Although time is indisputably one of the most precious commodities a person owns and has access to, it is also the most underrated and misused. The surface value of time is mostly obvious, because without time nothing gets done. We appreciate the opportunities that time provides us, and we also recognize the comfort in the consistency of time.

But along with that, because we didn’t necessarily do anything to earn time—it’s something that we all have regardless of who we are and our investment in it—it’s often taken for granted and misappropriated. Like anything else that we have an excess of, and especially something we didn’t work for and earn, we may come to neglect it. Moreover, because it isn’t something that we can control—after all, time keeps moving whether we want it to or not—its inherent value can be blurred and sometimes forgotten.

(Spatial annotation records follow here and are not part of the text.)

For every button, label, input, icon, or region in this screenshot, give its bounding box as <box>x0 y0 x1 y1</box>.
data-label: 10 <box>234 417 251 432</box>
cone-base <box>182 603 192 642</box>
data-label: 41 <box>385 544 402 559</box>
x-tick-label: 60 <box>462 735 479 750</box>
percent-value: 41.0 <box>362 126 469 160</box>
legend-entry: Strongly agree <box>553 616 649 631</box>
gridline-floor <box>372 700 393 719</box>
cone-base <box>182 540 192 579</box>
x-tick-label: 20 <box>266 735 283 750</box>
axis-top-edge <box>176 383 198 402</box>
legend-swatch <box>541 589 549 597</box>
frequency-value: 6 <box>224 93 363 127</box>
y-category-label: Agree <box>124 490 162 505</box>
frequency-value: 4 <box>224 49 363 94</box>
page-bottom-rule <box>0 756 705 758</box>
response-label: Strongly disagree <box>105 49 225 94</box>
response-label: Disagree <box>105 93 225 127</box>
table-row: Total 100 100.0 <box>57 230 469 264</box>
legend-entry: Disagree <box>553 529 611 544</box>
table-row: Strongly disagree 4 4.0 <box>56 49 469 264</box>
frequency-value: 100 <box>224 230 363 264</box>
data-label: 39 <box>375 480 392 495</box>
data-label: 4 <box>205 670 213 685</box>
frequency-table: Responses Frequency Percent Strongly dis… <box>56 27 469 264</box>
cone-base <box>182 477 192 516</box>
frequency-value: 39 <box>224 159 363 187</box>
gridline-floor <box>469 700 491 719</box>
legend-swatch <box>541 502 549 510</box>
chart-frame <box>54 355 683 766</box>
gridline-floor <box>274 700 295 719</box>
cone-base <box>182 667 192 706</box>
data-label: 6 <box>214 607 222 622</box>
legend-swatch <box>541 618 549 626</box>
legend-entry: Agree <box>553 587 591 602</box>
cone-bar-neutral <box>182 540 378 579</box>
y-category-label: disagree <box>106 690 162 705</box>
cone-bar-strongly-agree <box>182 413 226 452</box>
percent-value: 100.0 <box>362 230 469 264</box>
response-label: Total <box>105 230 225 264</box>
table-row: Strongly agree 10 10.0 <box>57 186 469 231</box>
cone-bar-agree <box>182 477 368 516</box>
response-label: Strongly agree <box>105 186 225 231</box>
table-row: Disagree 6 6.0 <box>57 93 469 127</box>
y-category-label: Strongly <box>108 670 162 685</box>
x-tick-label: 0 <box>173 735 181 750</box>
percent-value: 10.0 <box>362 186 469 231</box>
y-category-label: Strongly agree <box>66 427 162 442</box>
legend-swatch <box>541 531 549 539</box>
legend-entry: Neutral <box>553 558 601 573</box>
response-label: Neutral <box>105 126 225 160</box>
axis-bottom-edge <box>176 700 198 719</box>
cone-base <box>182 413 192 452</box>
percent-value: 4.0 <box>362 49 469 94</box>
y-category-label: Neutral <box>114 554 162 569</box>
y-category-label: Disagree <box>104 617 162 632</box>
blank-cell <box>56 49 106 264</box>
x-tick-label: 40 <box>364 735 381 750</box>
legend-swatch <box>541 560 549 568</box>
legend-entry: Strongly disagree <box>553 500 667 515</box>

To counter that, Torah provides us with a fascinating mitzvah for this time of year. The “counting of the Omer” is where we count the forty-nine days between the holidays of Passover and Shavuot, just as our ancestors did following the exodus from Egypt. The goal of the exodus was to arrive at Mt. Sinai and experience the great revelation that came along with receiving the Torah. Once the Jewish nation departed Egypt they began counting the days until they reached their destination, on the 50th day.

But what purpose is there in counting days, if the 50th day will arrive whether we count the days or not? Is it just about the anticipation and checking another day off the calendar as the target approaches? There has to be something more, which is why this mitzvah is still applicable today, 3,336 years later. Our counting today isn’t just to commemorate our ancestors’ counting, but to count the days now too.

Counting days reminds us that a day, and time in general, is indeed fleeting. A moment that is not properly utilized is lost and can never be returned. Unlike almost anything else we own, time is unique in that it is literally here one moment and gone the next. By counting the days, we place this concept front and center of everything we do, reminding us to maximize our time or risk losing it forever.

Properly utilizing time does not mean that we need to be fully engaged in religious activities all day without any time for personal pursuits. Maximizing our time to its fullest potential means that even when we are involved in mundane activities, such as work, leisure, eating, sleeping, and so on, we infuse those moments with a sense of purpose and holiness. There is the Jewish way to eat and the Jewish way to do business, as well as the Jewish way to go about every single moment of our day. This is accomplished by counting days and being cognizant of their immense value—every moment that we are alive is an immeasurable opportunity to make the world a better place. 

That’s what our ancestors did when they left Egypt, and it’s what we aim to accomplish today too. Time is G-d’s gift to us, which we must recognize and put to its most effective use.